Unmanned radio-controlled hot-air balloons may, at first sight, seem to be an unlikely form of transport for aerial photography work. However there are quite a few people using them around the world, and a number of companies, particularly in the USA and Germany, now manufacture the necessary equipment. The picture on the right, by kind permission of Bernard Smatana of Aerial Images, shows a typical balloon and aluminium gondola available in ready-to-fly form.
The balloons offer a remarkably stable platform for photography although, as with full-sized manned balloons, flight control is limited to up or down. The direction of flight is determined by local winds, which are a key limitation on flying conditions. A wind speed of about 5mph is regarded as the maximum for successful and safe operation.

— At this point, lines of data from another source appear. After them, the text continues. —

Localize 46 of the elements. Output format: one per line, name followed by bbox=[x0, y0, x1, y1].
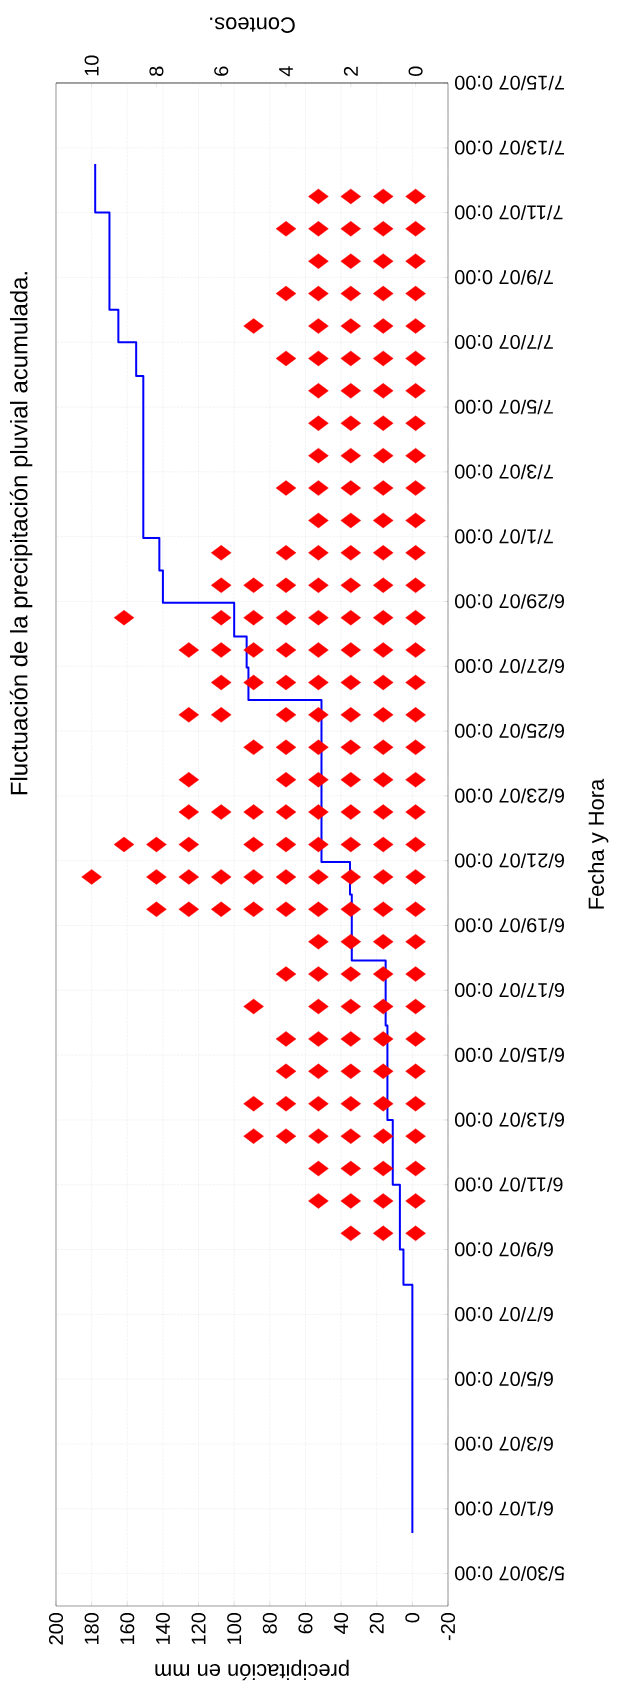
x-tick-label: 80 bbox=[262, 1612, 277, 1634]
x-tick-label: 100 bbox=[227, 1612, 242, 1644]
y-tick-label: 7/15/07 0:00 bbox=[455, 75, 564, 91]
y-tick-label: 6/3/07 0:00 bbox=[455, 1436, 553, 1452]
x-tick-label: 0 bbox=[405, 1612, 420, 1623]
x-tick-label: 20 bbox=[369, 1612, 384, 1634]
x-tick-label: 40 bbox=[334, 1612, 349, 1634]
y-tick-label: 7/3/07 0:00 bbox=[455, 464, 553, 480]
x2-tick-label: 6 bbox=[214, 66, 229, 76]
x2-axis-title: Conteos. bbox=[210, 17, 295, 33]
y-tick-label: 6/27/07 0:00 bbox=[455, 658, 564, 674]
y-tick-label: 5/30/07 0:00 bbox=[455, 1566, 565, 1581]
y-tick-label: 7/11/07 0:00 bbox=[455, 205, 563, 220]
x-tick-label: -20 bbox=[440, 1612, 456, 1641]
x-tick-label: 160 bbox=[120, 1612, 135, 1644]
y-tick-label: 7/9/07 0:00 bbox=[455, 270, 553, 285]
y-tick-label: 6/7/07 0:00 bbox=[455, 1307, 553, 1322]
y-tick-label: 6/17/07 0:00 bbox=[455, 983, 564, 998]
y-tick-label: 6/9/07 0:00 bbox=[455, 1242, 553, 1257]
y-tick-label: 6/13/07 0:00 bbox=[455, 1112, 564, 1128]
text: Fluctuación de la precipitación pluvial acumulada. bbox=[9, 272, 33, 795]
x2-tick-label: 10 bbox=[84, 55, 99, 76]
x-tick-label: 120 bbox=[191, 1612, 206, 1644]
x-tick-label: 200 bbox=[48, 1612, 64, 1645]
x2-tick-label: 2 bbox=[343, 66, 358, 76]
y-axis-title: Fecha y Hora bbox=[587, 778, 609, 909]
x-tick-label: 60 bbox=[298, 1612, 313, 1634]
y-tick-label: 6/21/07 0:00 bbox=[455, 853, 564, 869]
x-tick-label: 140 bbox=[155, 1612, 170, 1644]
y-tick-label: 6/15/07 0:00 bbox=[455, 1047, 564, 1063]
y-tick-label: 6/25/07 0:00 bbox=[455, 723, 564, 739]
x-tick-label: 180 bbox=[84, 1612, 99, 1644]
y-tick-label: 6/23/07 0:00 bbox=[455, 788, 564, 804]
x2-tick-label: 4 bbox=[279, 66, 293, 77]
y-tick-label: 6/29/07 0:00 bbox=[455, 594, 564, 609]
y-tick-label: 6/11/07 0:00 bbox=[455, 1177, 563, 1193]
x2-tick-label: 0 bbox=[408, 66, 423, 76]
y-tick-label: 6/5/07 0:00 bbox=[455, 1371, 553, 1387]
x-axis-title: precipitación en mm bbox=[155, 1659, 349, 1681]
y-tick-label: 7/5/07 0:00 bbox=[455, 399, 553, 415]
y-tick-label: 7/1/07 0:00 bbox=[455, 529, 553, 544]
y-tick-label: 7/7/07 0:00 bbox=[455, 334, 553, 350]
x2-tick-label: 8 bbox=[149, 66, 164, 76]
y-tick-label: 6/1/07 0:00 bbox=[455, 1501, 553, 1517]
y-tick-label: 6/19/07 0:00 bbox=[455, 918, 564, 933]
y-tick-label: 7/13/07 0:00 bbox=[455, 140, 564, 156]
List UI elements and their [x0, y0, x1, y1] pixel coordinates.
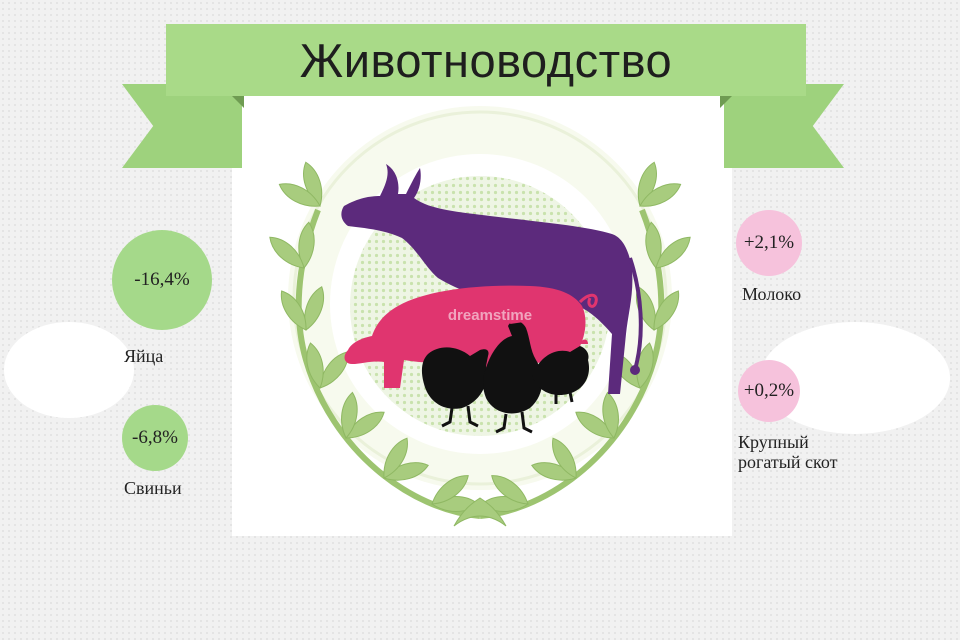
page-title: Животноводство	[299, 33, 673, 87]
rooster-icon	[483, 316, 543, 434]
bull-icon	[341, 164, 633, 394]
milk-stat-value: +2,1%	[743, 232, 795, 253]
bull-tail-tip	[630, 365, 640, 375]
eggs-stat-bubble: -16,4%	[112, 230, 212, 330]
hen-icon	[421, 343, 489, 428]
watermark-text: dreamstime	[448, 307, 532, 324]
cattle-stat-label-line1: Крупный	[738, 432, 809, 452]
eggs-stat-label: Яйца	[124, 346, 164, 366]
livestock-emblem: dreamstime	[264, 106, 696, 527]
pig-tail	[578, 293, 598, 308]
milk-stat-label: Молоко	[742, 284, 802, 304]
cattle-stat-value: +0,2%	[743, 380, 795, 401]
bull-tail	[628, 257, 643, 367]
eggs-stat-value: -16,4%	[134, 269, 190, 290]
pigs-stat-value: -6,8%	[132, 427, 178, 448]
cattle-stat-label: Крупный рогатый скот	[738, 432, 837, 472]
background-blob	[4, 322, 134, 418]
banner-tail-left	[122, 84, 242, 168]
hen-icon	[532, 339, 590, 404]
laurel-wreath-icon	[264, 159, 696, 527]
pigs-stat-label: Свиньи	[124, 478, 182, 498]
milk-stat-bubble: +2,1%	[736, 210, 802, 276]
cattle-stat-label-line2: рогатый скот	[738, 452, 838, 472]
pigs-stat-bubble: -6,8%	[122, 405, 188, 471]
cattle-stat-bubble: +0,2%	[738, 360, 800, 422]
banner-tail-right	[724, 84, 844, 168]
title-banner: Животноводство	[166, 24, 806, 96]
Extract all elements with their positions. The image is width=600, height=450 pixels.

A typical R/C hot-air balloon has a capacity of about 1,500 - 3,500 cubic feet and might lift a payload of 10 - 25 lbs. The inflated canopy is about 18 - 22 feet high. Average flight times, determined largely by the volume/weight of propane gas carried for the burners, is about 20 - 30 minutes. The cost of each flight in terms of propane gas is likely to be about £5.
A typical R/C hot-air balloon setup consists of the following equipment:
- A 2,500 cubic foot canopy, with scoop and Velcro rip-out panel for deflation, manufactured from 12 or 24 vertical gores of various weights (0.75 - 2.2oz) of ripstop nylon or Nomex fabric;
- A whicker or aluminium basket/gondola;
- Battery pack and charger;
- Suitable propane tanks (usually a total of about 5kg) available at any good hardware store;
- A propane cylinder refill adaptor;
- About 1,000 feet of heavy duty tether on a spool;
- A 12v inflation fan (powered from a car battery);
- 2 or 4 channel model radio-control.transmitter and receiver and other associated equipment
- Suitable camera mounting and control equipment.
The total cost of this equipment may exceed £2,500.